Enviada em 08/09/2019
Na obra “A Revolução dos Bichos” de George Orwell, é descrito como os animais ascendem ao controle da Granja do Solar, além da maneira que a personagem Napoleão assume o poder e se torna um ditador. Não distante da ficção, hodiernamente, devido à Revolução Científica e ao aumento da difusão de dispositivos tecnológicos, é perceptível o intuito de governos e sistemas empresariais de vistoriar o que os usuários praticam na Internet e, assim, ter controle totalitário das massas sociais. Destarte, é essencial analisar as razões que fazem dessa problemática uma realidade no mundo contemporâneo.

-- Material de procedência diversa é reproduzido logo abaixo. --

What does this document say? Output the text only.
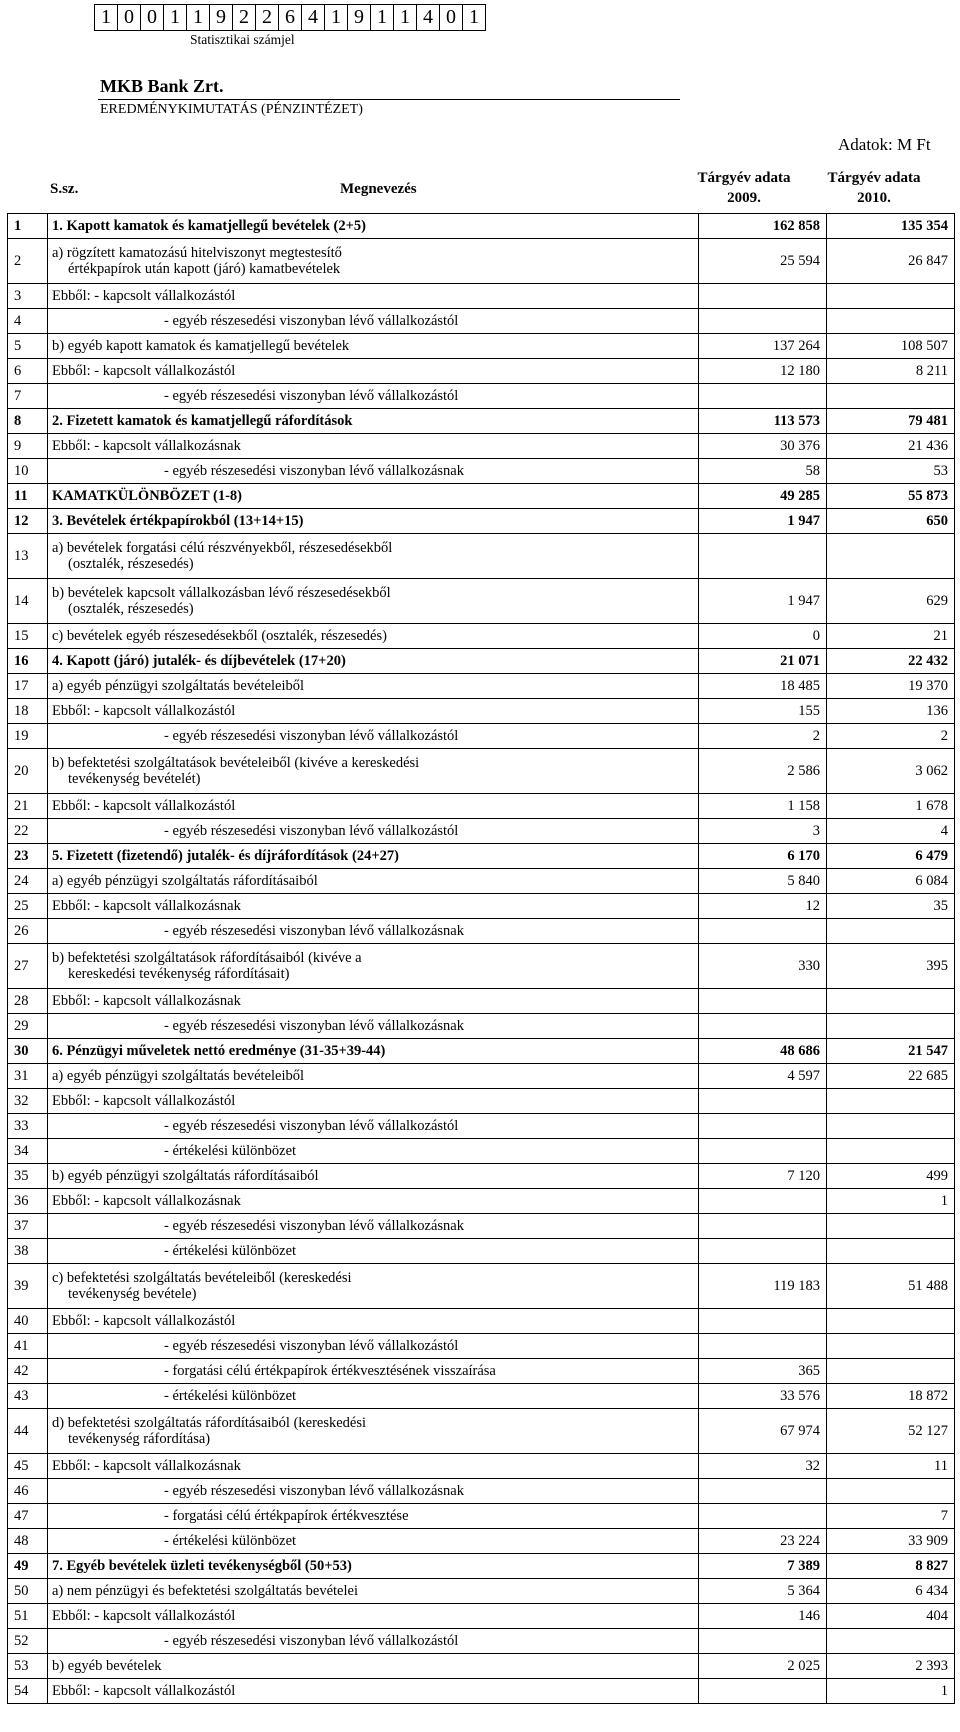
1 0 0 1 1 9 2 2 6 4 1 9 1 1 4 0 1
Statisztikai számjel
MKB Bank Zrt.
EREDMÉNYKIMUTATÁS (PÉNZINTÉZET)
Adatok: M Ft
S.sz.	Megnevezés
Tárgyév adata
2009.
Tárgyév adata
2010.
1	1. Kapott kamatok és kamatjellegű bevételek (2+5)	162 858	135 354
2	a) rögzített kamatozású hitelviszonyt megtestesítő
értékpapírok után kapott (járó) kamatbevételek	25 594	26 847
3	Ebből: - kapcsolt vállalkozástól		

4	- egyéb részesedési viszonyban lévő vállalkozástól		

5	b) egyéb kapott kamatok és kamatjellegű bevételek	137 264	108 507
6	Ebből: - kapcsolt vállalkozástól	12 180	8 211
7	- egyéb részesedési viszonyban lévő vállalkozástól		

8	2. Fizetett kamatok és kamatjellegű ráfordítások	113 573	79 481
9	Ebből: - kapcsolt vállalkozásnak	30 376	21 436
10	- egyéb részesedési viszonyban lévő vállalkozásnak	58	53
11	KAMATKÜLÖNBÖZET (1-8)	49 285	55 873
12	3. Bevételek értékpapírokból (13+14+15)	1 947	650
13	a) bevételek forgatási célú részvényekből, részesedésekből
(osztalék, részesedés)		

14	b) bevételek kapcsolt vállalkozásban lévő részesedésekből
(osztalék, részesedés)	1 947	629
15	c) bevételek egyéb részesedésekből (osztalék, részesedés)	0	21
16	4. Kapott (járó) jutalék- és díjbevételek (17+20)	21 071	22 432
17	a) egyéb pénzügyi szolgáltatás bevételeiből	18 485	19 370
18	Ebből: - kapcsolt vállalkozástól	155	136
19	- egyéb részesedési viszonyban lévő vállalkozástól	2	2
20	b) befektetési szolgáltatások bevételeiből (kivéve a kereskedési
tevékenység bevételét)	2 586	3 062
21	Ebből: - kapcsolt vállalkozástól	1 158	1 678
22	- egyéb részesedési viszonyban lévő vállalkozástól	3	4
23	5. Fizetett (fizetendő) jutalék- és díjráfordítások (24+27)	6 170	6 479
24	a) egyéb pénzügyi szolgáltatás ráfordításaiból	5 840	6 084
25	Ebből: - kapcsolt vállalkozásnak	12	35
26	- egyéb részesedési viszonyban lévő vállalkozásnak		

27	b) befektetési szolgáltatások ráfordításaiból (kivéve a
kereskedési tevékenység ráfordításait)	330	395
28	Ebből: - kapcsolt vállalkozásnak		

29	- egyéb részesedési viszonyban lévő vállalkozásnak		

30	6. Pénzügyi műveletek nettó eredménye (31-35+39-44)	48 686	21 547
31	a) egyéb pénzügyi szolgáltatás bevételeiből	4 597	22 685
32	Ebből: - kapcsolt vállalkozástól		

33	- egyéb részesedési viszonyban lévő vállalkozástól		

34	- értékelési különbözet		

35	b) egyéb pénzügyi szolgáltatás ráfordításaiból	7 120	499
36	Ebből: - kapcsolt vállalkozásnak		1
37	- egyéb részesedési viszonyban lévő vállalkozásnak		

38	- értékelési különbözet		

39	c) befektetési szolgáltatás bevételeiből (kereskedési
tevékenység bevétele)	119 183	51 488
40	Ebből: - kapcsolt vállalkozástól		

41	- egyéb részesedési viszonyban lévő vállalkozástól		

42	- forgatási célú értékpapírok értékvesztésének visszaírása	365	
43	- értékelési különbözet	33 576	18 872
44	d) befektetési szolgáltatás ráfordításaiból (kereskedési
tevékenység ráfordítása)	67 974	52 127
45	Ebből: - kapcsolt vállalkozásnak	32	11
46	- egyéb részesedési viszonyban lévő vállalkozásnak		

47	- forgatási célú értékpapírok értékvesztése		7
48	- értékelési különbözet	23 224	33 909
49	7. Egyéb bevételek üzleti tevékenységből (50+53)	7 389	8 827
50	a) nem pénzügyi és befektetési szolgáltatás bevételei	5 364	6 434
51	Ebből: - kapcsolt vállalkozástól	146	404
52	- egyéb részesedési viszonyban lévő vállalkozástól		

53	b) egyéb bevételek	2 025	2 393
54	Ebből: - kapcsolt vállalkozástól		1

Em primeiro plano, é notável que no contexto totalitário o sistema político estatal faz uso do nacionalismo ufanista. Sob esse viés, o governo almeja criar o sentimento patriótico, ao qual o cidadão não questiona, nem critica o Estado, ao passo que este utiliza de símbolos nacionais para exaltar a Pátria, a exemplo do regime Nazista alemão, que possuia a sociedade civil alienada sob o cunho ideológico. Dessa forma, tal prática associada ao emprego de aparelhos tecnológicos cria no indivíduo o sentimento conformista de que seu país age para o bem social e, por conseguinte, é passível de uma doutrinação totalitária.
Outrossim, um Estado totalitário caracteriza-se pela supressão das liberdades individuais. Segundo o filósofo contratualista inglês Thomas Hobbes, cada cidadão deveria ceder parte de sua liberdade ao governante, para que este saiba comandar fortemente o país, garantir a paz e a segurança, por meio de um contrato social. Entretanto, essa autoridade não deve agir de modo a ser odiada pelo povo, mas sim ser visto como uma figura que represente o desejo geral. Assim, ditadores utilizam da prática de “Dominação carismática”, conceito do sociólogo alemão Max Weber, como modo de garantir sua autoridade ao propagar em redes sociais afetividade à população.

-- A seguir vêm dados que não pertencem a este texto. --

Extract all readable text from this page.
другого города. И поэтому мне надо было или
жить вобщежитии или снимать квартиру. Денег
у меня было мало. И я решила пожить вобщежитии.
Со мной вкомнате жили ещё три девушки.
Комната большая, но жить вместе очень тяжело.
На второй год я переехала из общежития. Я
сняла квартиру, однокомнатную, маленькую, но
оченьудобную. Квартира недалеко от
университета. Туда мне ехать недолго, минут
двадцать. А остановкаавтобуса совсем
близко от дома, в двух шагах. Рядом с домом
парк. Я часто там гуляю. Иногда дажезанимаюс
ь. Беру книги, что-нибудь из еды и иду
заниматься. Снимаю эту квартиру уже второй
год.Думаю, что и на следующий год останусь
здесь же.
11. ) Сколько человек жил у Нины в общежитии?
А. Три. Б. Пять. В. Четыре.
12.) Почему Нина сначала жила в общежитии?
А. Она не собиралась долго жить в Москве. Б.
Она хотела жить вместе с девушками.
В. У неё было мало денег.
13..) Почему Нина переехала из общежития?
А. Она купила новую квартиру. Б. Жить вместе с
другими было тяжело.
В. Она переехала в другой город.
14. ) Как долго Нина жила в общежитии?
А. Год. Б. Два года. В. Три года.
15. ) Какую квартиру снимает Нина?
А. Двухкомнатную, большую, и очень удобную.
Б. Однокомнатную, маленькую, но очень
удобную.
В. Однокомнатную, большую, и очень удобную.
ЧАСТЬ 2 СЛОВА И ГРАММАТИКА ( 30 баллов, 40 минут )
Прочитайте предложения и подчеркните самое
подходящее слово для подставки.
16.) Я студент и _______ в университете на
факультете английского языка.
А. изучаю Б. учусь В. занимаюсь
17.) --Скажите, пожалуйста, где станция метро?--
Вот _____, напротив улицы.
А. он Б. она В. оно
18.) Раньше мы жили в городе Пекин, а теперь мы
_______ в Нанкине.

Com o intuito de amenizar essa problemática, urge que o Sistema Educacional dos Estados contemporâneos implemente, na grade curricular básica, disciplinas como Ética e Tecnologia, as quais promoverão aumento da percepção crítica da realidade social e virtual às crianças e adolescentes. Ademais, seria viável que a ONU (Organização das Nações Unidas), baseada nos princípios existentes na Declaração Universal dos Direitos Humanos, interfira em países que estiverem violando os direitos intrínsecos aos indivíduos através de atos de censura, manipulação dos dados e comportamentos. Tais medidas serviriam como tentativa de manter o sistema democrático moderno e combater possíveis surgimentos de ditaduras como a representada no livro de Orwell.